We at OSTHUS GROUP pay great attention to the protection of your personal data. We therefore treat your data with confidence and respect the privacy of our visitors and customers.
If you wish to use our services, e.g. use the contact form, it may be necessary to provide personal data. In this case we assure you that we only process this information for the purpose for which it was given to us.
All employees will be bound to confidentiality and compliance with the provisions of the Federal Data Protection Act and, with effect from 26 May 2018, the European Data Protection Regulations (DSGVO).
Our employees regularly take part in IT security and data protection training courses to further raise their awareness.
Exclusion of warranty
The contents of the OSTHUS GROUP website have been carefully checked and are based on the current status.
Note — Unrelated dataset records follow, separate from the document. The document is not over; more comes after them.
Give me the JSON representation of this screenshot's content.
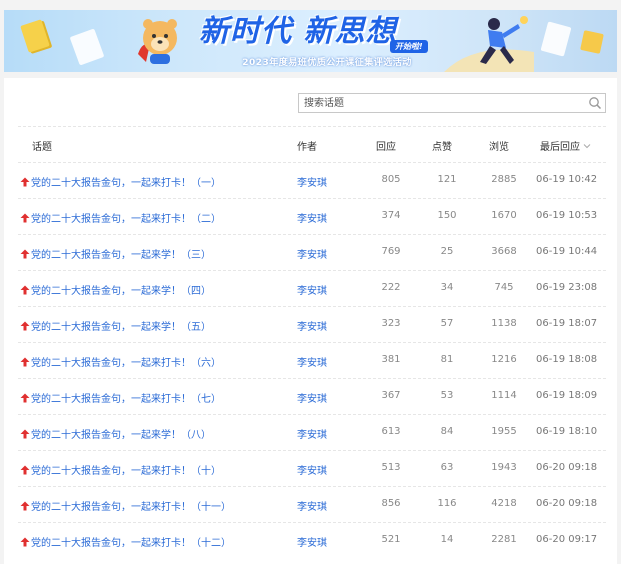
{
  "banner": {
    "title": "新时代 新思想",
    "badge": "开始啦!",
    "subtitle": "2023年度易班优质公开课征集评选活动"
  },
  "search": {
    "placeholder": "搜索话题"
  },
  "table": {
    "headers": {
      "topic": "话题",
      "author": "作者",
      "replies": "回应",
      "likes": "点赞",
      "views": "浏览",
      "last_reply": "最后回应"
    },
    "rows": [
      {
        "topic": "党的二十大报告金句，一起来打卡！（一）",
        "author": "李安琪",
        "replies": "805",
        "likes": "121",
        "views": "2885",
        "last_reply": "06-19 10:42"
      },
      {
        "topic": "党的二十大报告金句，一起来打卡！（二）",
        "author": "李安琪",
        "replies": "374",
        "likes": "150",
        "views": "1670",
        "last_reply": "06-19 10:53"
      },
      {
        "topic": "党的二十大报告金句，一起来学！（三）",
        "author": "李安琪",
        "replies": "769",
        "likes": "25",
        "views": "3668",
        "last_reply": "06-19 10:44"
      },
      {
        "topic": "党的二十大报告金句，一起来学！（四）",
        "author": "李安琪",
        "replies": "222",
        "likes": "34",
        "views": "745",
        "last_reply": "06-19 23:08"
      },
      {
        "topic": "党的二十大报告金句，一起来学！（五）",
        "author": "李安琪",
        "replies": "323",
        "likes": "57",
        "views": "1138",
        "last_reply": "06-19 18:07"
      },
      {
        "topic": "党的二十大报告金句，一起来打卡！（六）",
        "author": "李安琪",
        "replies": "381",
        "likes": "81",
        "views": "1216",
        "last_reply": "06-19 18:08"
      },
      {
        "topic": "党的二十大报告金句，一起来打卡！（七）",
        "author": "李安琪",
        "replies": "367",
        "likes": "53",
        "views": "1114",
        "last_reply": "06-19 18:09"
      },
      {
        "topic": "党的二十大报告金句，一起来学！（八）",
        "author": "李安琪",
        "replies": "613",
        "likes": "84",
        "views": "1955",
        "last_reply": "06-19 18:10"
      },
      {
        "topic": "党的二十大报告金句，一起来打卡！（十）",
        "author": "李安琪",
        "replies": "513",
        "likes": "63",
        "views": "1943",
        "last_reply": "06-20 09:18"
      },
      {
        "topic": "党的二十大报告金句，一起来打卡！（十一）",
        "author": "李安琪",
        "replies": "856",
        "likes": "116",
        "views": "4218",
        "last_reply": "06-20 09:18"
      },
      {
        "topic": "党的二十大报告金句，一起来打卡！（十二）",
        "author": "李安琪",
        "replies": "521",
        "likes": "14",
        "views": "2281",
        "last_reply": "06-20 09:17"
      }
    ]
  },
  "colors": {
    "link": "#2b6bd6",
    "pinned_arrow": "#e03030",
    "banner_title": "#1f63e6"
  },
  "icons": {
    "row_marker": "pinned-arrow-icon",
    "search": "search-icon",
    "sort": "chevron-down-icon"
  }
}
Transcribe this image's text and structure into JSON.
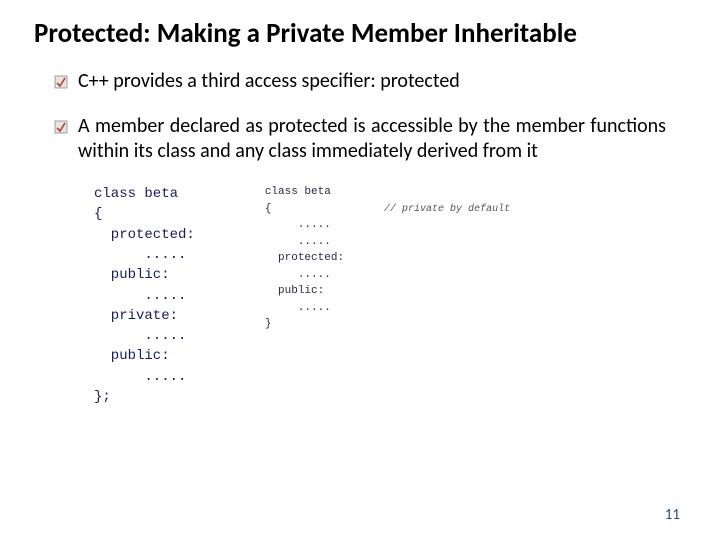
{
  "title": "Protected: Making a Private Member Inheritable",
  "bullets": [
    "C++ provides a third access specifier: protected",
    "A member declared as protected is accessible by the member functions within its class and any class immediately derived from it"
  ],
  "code_left": "class beta\n{\n  protected:\n      .....\n  public:\n      .....\n  private:\n      .....\n  public:\n      .....\n};",
  "code_right": "class beta\n{\n     .....\n     .....\n  protected:\n     .....\n  public:\n     .....\n}",
  "code_comment": "// private by default",
  "page_number": "11"
}
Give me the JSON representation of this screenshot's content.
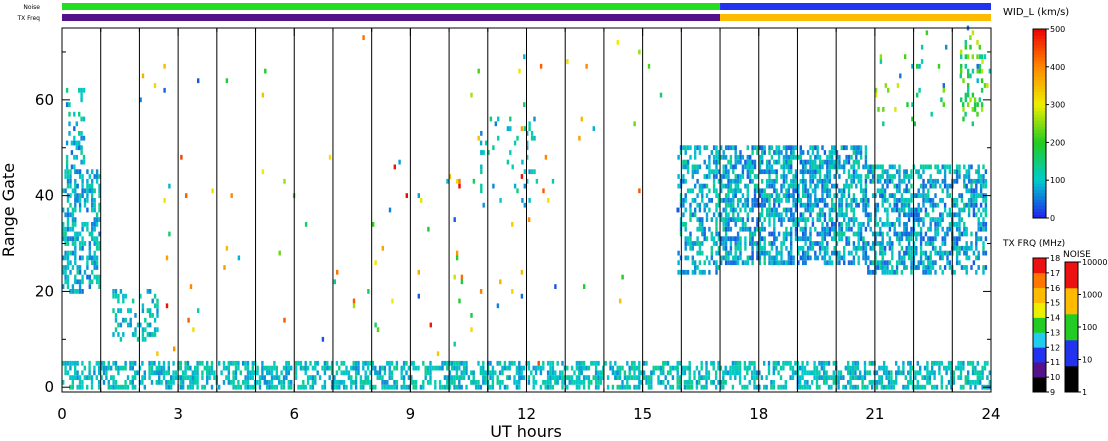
{
  "chart_data": {
    "type": "heatmap",
    "xlabel": "UT hours",
    "ylabel": "Range Gate",
    "xlim": [
      0,
      24
    ],
    "ylim": [
      -1,
      75
    ],
    "x_ticks": [
      0,
      3,
      6,
      9,
      12,
      15,
      18,
      21,
      24
    ],
    "x_tick_labels": [
      "0",
      "3",
      "6",
      "9",
      "12",
      "15",
      "18",
      "21",
      "24"
    ],
    "y_ticks": [
      0,
      20,
      40,
      60
    ],
    "y_tick_labels": [
      "0",
      "20",
      "40",
      "60"
    ],
    "hour_lines": [
      1,
      2,
      3,
      4,
      5,
      6,
      7,
      8,
      9,
      10,
      11,
      12,
      13,
      14,
      15,
      16,
      17,
      18,
      19,
      20,
      21,
      22,
      23
    ],
    "top_strips": {
      "noise_label": "Noise",
      "txfreq_label": "TX Freq",
      "noise_segments": [
        {
          "x0": 0,
          "x1": 17,
          "color": "#22dd22"
        },
        {
          "x0": 17,
          "x1": 24,
          "color": "#2233ee"
        }
      ],
      "txfreq_segments": [
        {
          "x0": 0,
          "x1": 17,
          "color": "#55118a"
        },
        {
          "x0": 17,
          "x1": 24,
          "color": "#ffbb00"
        }
      ]
    },
    "colorbars": [
      {
        "title": "WID_L (km/s)",
        "type": "continuous",
        "tick_labels": [
          "0",
          "100",
          "200",
          "300",
          "400",
          "500"
        ],
        "range": [
          0,
          500
        ],
        "stops": [
          "#2222ee",
          "#00cccc",
          "#22cc22",
          "#eeee00",
          "#ff8800",
          "#ee0000"
        ]
      },
      {
        "title": "TX FRQ (MHz)",
        "type": "discrete",
        "tick_labels": [
          "9",
          "10",
          "11",
          "12",
          "13",
          "14",
          "15",
          "16",
          "17",
          "18"
        ],
        "colors": [
          "#000000",
          "#55118a",
          "#2233ee",
          "#22ccee",
          "#22cc22",
          "#eeee00",
          "#ffbb00",
          "#ff7700",
          "#ee1111"
        ]
      },
      {
        "title": "NOISE",
        "type": "discrete",
        "tick_labels": [
          "1",
          "10",
          "100",
          "1000",
          "10000"
        ],
        "colors": [
          "#000000",
          "#2233ee",
          "#22cc22",
          "#ffbb00",
          "#ee1111"
        ]
      }
    ],
    "scatter_regions": [
      {
        "x": [
          0.0,
          24.0
        ],
        "y": [
          0,
          5
        ],
        "value": [
          60,
          140
        ],
        "density": 0.55
      },
      {
        "x": [
          0.0,
          1.0
        ],
        "y": [
          20,
          45
        ],
        "value": [
          40,
          140
        ],
        "density": 0.5
      },
      {
        "x": [
          0.1,
          0.6
        ],
        "y": [
          45,
          62
        ],
        "value": [
          40,
          150
        ],
        "density": 0.25
      },
      {
        "x": [
          1.3,
          2.5
        ],
        "y": [
          10,
          20
        ],
        "value": [
          60,
          140
        ],
        "density": 0.35
      },
      {
        "x": [
          15.9,
          17.0
        ],
        "y": [
          24,
          50
        ],
        "value": [
          40,
          140
        ],
        "density": 0.45
      },
      {
        "x": [
          17.0,
          20.8
        ],
        "y": [
          26,
          50
        ],
        "value": [
          30,
          140
        ],
        "density": 0.6
      },
      {
        "x": [
          20.8,
          23.9
        ],
        "y": [
          24,
          46
        ],
        "value": [
          30,
          140
        ],
        "density": 0.55
      },
      {
        "x": [
          10.8,
          12.3
        ],
        "y": [
          38,
          56
        ],
        "value": [
          50,
          150
        ],
        "density": 0.12
      },
      {
        "x": [
          23.2,
          23.8
        ],
        "y": [
          55,
          72
        ],
        "value": [
          120,
          280
        ],
        "density": 0.25
      },
      {
        "x": [
          21.0,
          24.0
        ],
        "y": [
          55,
          75
        ],
        "value": [
          30,
          300
        ],
        "density": 0.04
      },
      {
        "x": [
          2.0,
          16.0
        ],
        "y": [
          5,
          74
        ],
        "value": [
          20,
          500
        ],
        "density": 0.008
      }
    ]
  }
}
However, we reserve the right to process and update the data and information posted at any time and without prior notice.
Despite constant revision of the website, no liability or guarantee can be assumed for the up-to-dateness, correctness and completeness of the information provided. The documents and graphics provided on the website may contain inaccuracies and typographical errors. OSTHUS GROUP therefore reserves the right to correct and update documents and graphics at any time and without prior notice.
Links to other websites
The OSTHUS GROUP website contains links to other websites. We have no influence on whether the operators of other websites comply with data protection regulations.
As a provider, OSTHUS GROUP is responsible for its own content in accordance with general laws. Links to contents provided by other providers are to be distinguished from these own contents. OSTHUS GROUP accepts no responsibility for external content that is provided for use via links and that is specially marked and does not adopt its content as its own. For illegal, erroneous or incomplete contents as well as for damages arising from the use or non-use of the information, only the provider of the website to which reference is made is liable.
Unless mandatory legal regulations or other express agreements to the contrary exist, OSTHUS GROUP accepts no liability for any direct, indirect damage, consequential damage or other damage resulting from the use of this or a linked website.
When you visit our website, the following data is collected and used for the purpose of delivering websites:
- IP address (The collection of the IP address is necessary so that the web server can send you the desired data.)
- The port through which you request the data (this information is automatically sent by your browser. Via this port you will get the desired website.
- The requested data (Which file do you request? In which subdirectory is it located?)
- The referring website (some browsers also send the URL of the previously used website each time they are called up.)
- Name of the browser you are using to surf the Internet (this information is automatically sent by your browser. We may use this information to improve the visual presentation of the content. Your browser may also send other information, e.g. about installed programs)
- The status of the request (Here we can see whether the desired website exists and could be successfully delivered to you.)#
- Date and time (We can make a temporal assignment and use this to locate technical problems, for example.
- Miscellaneous: For the sake of completeness, your browser may send additional data to our web server (browser name, screen resolution, etc.). Naturally, we have no influence on this.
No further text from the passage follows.